Fica evidente, desta forma, que qualquer ação que tenha por meta
conteúdos objetivos externos a priori, niveladores de CONFORMIDADE
social, não podem se encaixar sob o conceito de EDUCAÇÃO.

Voltemos para o exemplo da porta. Suponha agora que o dono da chave


não a abra, ou ao menos não a abra de bom grado, e que, a seu turno,
aquele que bate arrombe a porta ou, por qualquer outro meio, ingresse
a fórceps. O nome que se dá a este último, em qualquer idioma, é
INTRUSO, como o que “vem de fora para dentro”.

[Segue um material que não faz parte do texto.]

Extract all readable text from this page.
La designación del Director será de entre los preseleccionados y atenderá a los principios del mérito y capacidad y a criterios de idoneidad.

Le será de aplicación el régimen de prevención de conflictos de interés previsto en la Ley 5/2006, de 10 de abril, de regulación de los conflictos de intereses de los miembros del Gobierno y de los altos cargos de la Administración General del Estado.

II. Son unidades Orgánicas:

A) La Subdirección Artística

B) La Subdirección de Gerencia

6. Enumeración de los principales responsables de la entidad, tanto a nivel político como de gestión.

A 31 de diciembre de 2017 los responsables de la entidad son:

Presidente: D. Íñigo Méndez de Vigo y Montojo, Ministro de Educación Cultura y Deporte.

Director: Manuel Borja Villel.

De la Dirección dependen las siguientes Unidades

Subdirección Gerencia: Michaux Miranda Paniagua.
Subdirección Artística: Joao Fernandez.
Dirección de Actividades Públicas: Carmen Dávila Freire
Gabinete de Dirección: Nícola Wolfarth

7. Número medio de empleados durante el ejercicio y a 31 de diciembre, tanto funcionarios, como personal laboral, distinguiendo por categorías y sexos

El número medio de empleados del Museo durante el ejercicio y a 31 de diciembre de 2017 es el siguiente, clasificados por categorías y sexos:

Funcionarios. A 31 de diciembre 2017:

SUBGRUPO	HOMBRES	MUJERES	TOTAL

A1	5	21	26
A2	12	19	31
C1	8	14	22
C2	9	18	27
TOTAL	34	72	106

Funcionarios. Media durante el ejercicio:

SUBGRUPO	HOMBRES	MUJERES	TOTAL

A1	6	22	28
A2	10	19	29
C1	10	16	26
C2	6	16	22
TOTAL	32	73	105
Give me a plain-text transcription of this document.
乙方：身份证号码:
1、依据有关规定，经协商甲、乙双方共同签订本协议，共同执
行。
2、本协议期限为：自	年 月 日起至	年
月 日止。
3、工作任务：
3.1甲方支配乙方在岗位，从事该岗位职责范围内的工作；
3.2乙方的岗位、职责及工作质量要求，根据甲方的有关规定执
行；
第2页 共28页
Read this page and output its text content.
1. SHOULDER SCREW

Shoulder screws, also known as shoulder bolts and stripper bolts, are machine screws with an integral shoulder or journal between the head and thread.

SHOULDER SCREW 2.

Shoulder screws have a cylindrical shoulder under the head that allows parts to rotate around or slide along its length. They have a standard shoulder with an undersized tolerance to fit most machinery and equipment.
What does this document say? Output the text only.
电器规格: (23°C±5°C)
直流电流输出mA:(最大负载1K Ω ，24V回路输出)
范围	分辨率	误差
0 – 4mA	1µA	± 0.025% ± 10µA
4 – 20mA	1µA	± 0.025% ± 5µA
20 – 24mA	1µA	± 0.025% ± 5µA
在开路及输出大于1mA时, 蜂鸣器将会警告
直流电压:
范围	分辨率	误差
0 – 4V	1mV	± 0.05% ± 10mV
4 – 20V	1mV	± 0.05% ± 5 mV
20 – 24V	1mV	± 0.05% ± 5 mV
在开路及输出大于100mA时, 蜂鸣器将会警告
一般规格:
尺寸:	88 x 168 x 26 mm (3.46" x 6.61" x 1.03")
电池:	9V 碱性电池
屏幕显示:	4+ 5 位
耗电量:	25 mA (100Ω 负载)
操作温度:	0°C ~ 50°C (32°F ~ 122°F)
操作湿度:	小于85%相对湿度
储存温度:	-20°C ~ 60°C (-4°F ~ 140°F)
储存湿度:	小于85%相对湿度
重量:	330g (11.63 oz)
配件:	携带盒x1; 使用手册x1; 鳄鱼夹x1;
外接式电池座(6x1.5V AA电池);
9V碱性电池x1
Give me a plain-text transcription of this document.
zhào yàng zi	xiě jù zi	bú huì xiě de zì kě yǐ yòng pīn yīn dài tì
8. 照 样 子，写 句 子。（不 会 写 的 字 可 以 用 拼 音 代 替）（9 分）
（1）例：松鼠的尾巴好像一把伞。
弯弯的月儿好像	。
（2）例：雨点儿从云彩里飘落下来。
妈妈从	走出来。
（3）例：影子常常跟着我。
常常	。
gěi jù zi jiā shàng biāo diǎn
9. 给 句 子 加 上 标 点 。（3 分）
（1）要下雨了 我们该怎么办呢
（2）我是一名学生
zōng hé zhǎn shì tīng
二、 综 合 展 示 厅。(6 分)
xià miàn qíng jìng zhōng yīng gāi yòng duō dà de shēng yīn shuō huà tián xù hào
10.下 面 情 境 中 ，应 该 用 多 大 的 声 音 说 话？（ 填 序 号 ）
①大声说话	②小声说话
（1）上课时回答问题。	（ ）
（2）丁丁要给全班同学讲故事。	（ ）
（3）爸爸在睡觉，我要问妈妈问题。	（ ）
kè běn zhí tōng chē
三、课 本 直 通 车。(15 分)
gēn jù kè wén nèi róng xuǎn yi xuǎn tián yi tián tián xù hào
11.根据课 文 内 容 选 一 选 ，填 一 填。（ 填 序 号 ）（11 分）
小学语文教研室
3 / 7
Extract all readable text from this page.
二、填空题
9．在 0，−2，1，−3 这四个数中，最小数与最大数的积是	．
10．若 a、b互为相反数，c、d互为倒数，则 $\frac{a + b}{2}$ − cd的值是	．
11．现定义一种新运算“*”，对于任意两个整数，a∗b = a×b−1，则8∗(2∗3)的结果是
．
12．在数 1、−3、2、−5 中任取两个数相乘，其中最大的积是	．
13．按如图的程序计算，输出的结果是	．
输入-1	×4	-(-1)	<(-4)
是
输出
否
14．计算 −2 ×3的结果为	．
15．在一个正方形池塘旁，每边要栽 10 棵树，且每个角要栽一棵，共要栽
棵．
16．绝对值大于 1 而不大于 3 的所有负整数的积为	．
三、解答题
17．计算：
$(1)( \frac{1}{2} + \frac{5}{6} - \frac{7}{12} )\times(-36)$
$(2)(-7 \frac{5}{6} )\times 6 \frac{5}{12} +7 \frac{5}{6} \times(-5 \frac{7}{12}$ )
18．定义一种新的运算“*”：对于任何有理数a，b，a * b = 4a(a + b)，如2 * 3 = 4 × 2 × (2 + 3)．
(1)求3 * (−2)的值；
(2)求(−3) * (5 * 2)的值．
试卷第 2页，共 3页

É bem fácil ver que são familiares e consanguíneos os termos e


conceitos de INTRUSO, INSTRUTOR e INSTRUÇÃO.

É isso e exatamente isso que escola faz ou deveria fazer: INSTRUIR, de


forma que pega conteúdos externos, eleitos em meta de nivelação
social, e põe-los na superfície alma (meio invadida) do INSTRUINDO,
sem nada escavar ou extrair. Ou seja, educação e instrução têm vetores
opostos entre si. Uma de dentro para fora e com fronteira no céu e a
outra de fora para dentro e com fronteira no “objeto estranho”.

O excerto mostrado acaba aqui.